Это была краткая автобиография: "Я родился в 1904 году в Екатеринбурге. Мой отец Осип Александрович родом из Нижнего Новгорода. Девичья фамилия матери - Вернер, она родом из Саранска. Наша семья жила в Москве с марта 1917 года. У меня есть племянница - Анна Георгиевна Долгушина. Моя жена Стеллецкая Ирина Павловна и дочь Мария 6 лет скончались в Москве летом 1951 года. Мой брат Григорий Осипович служил на Балтийском флоте и был убит во время Отечественной войны..."

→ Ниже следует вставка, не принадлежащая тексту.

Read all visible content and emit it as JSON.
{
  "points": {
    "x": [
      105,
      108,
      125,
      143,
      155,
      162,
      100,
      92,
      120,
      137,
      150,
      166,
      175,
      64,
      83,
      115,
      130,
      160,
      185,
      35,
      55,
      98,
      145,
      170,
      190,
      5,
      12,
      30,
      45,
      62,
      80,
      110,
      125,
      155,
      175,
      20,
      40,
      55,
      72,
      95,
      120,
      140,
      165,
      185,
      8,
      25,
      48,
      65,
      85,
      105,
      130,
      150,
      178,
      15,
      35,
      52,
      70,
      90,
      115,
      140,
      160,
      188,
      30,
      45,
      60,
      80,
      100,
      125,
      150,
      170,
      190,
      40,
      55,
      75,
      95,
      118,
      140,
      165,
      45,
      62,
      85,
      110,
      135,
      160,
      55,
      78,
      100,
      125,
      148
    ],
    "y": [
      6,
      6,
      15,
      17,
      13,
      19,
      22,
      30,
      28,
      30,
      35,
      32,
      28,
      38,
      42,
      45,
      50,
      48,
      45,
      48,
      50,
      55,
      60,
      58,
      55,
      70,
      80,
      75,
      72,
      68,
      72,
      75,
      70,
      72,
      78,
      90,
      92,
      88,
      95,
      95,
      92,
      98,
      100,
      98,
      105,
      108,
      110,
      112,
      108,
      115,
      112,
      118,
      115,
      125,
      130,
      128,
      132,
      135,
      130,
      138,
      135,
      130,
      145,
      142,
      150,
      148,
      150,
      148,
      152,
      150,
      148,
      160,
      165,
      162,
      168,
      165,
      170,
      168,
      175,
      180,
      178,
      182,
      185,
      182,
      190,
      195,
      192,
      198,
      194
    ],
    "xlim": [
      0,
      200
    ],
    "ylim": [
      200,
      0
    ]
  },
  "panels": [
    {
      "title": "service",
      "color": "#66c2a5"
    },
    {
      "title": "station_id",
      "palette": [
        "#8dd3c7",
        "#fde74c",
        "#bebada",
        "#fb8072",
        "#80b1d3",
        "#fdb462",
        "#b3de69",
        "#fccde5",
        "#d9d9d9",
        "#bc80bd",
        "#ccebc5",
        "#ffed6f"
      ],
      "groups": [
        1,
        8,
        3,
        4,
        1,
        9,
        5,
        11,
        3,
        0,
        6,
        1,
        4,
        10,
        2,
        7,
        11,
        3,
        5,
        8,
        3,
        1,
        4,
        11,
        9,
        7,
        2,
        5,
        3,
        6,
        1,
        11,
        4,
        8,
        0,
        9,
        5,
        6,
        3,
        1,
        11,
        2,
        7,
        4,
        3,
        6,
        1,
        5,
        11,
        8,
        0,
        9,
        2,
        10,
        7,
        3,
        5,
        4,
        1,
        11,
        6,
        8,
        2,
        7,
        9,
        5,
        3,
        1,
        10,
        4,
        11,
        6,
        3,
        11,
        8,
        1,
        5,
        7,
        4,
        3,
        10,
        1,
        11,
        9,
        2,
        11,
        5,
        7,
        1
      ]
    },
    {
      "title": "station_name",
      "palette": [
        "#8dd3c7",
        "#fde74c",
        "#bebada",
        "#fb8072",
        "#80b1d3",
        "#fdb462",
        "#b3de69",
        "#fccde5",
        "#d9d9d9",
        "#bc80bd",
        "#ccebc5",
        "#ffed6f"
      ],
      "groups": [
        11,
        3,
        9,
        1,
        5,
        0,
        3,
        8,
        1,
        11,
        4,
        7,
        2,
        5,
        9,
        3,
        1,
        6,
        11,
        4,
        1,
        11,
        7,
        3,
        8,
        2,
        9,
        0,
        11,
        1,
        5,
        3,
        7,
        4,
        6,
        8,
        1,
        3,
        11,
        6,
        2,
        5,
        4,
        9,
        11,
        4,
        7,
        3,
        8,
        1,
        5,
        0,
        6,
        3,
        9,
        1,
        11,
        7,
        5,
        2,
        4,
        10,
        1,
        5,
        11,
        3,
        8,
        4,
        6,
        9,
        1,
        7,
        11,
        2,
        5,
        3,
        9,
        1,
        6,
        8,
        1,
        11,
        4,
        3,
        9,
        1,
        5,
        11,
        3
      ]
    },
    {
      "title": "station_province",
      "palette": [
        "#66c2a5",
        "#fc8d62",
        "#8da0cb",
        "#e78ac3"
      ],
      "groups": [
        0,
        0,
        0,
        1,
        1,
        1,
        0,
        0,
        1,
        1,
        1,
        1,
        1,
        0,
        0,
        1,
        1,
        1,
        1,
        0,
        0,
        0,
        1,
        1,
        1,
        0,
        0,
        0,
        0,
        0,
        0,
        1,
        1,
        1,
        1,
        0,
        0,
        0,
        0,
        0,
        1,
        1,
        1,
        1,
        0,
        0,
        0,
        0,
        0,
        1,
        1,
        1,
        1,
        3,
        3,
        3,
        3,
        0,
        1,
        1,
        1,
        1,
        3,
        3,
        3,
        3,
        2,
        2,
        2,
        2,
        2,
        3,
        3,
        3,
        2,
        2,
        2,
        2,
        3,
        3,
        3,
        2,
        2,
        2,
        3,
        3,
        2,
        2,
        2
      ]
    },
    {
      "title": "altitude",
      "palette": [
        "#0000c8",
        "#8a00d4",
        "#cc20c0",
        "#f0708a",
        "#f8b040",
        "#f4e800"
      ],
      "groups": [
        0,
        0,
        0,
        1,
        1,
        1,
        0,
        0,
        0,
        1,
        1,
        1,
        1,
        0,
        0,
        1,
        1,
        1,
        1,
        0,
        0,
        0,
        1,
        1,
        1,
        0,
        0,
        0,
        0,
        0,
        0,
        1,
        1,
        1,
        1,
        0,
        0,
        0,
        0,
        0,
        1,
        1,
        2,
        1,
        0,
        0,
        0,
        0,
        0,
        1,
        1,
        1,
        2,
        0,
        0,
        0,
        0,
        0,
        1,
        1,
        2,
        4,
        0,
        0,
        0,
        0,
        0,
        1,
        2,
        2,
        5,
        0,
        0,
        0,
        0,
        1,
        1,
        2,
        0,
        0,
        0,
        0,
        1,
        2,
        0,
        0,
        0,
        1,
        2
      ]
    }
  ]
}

В конце Остроградский упоминал, что увидел меня впервые на заседании в газете "Научная жизнь". Никто из его родственников и друзей лично со мной знаком не был.
Я вернул заявление Кузину. Должно быть, у меня было расстроенное лицо, потому что он сочувственно сморщился.
- Так-то, дорогой мой, - сказал он. - Это вам не романы писать.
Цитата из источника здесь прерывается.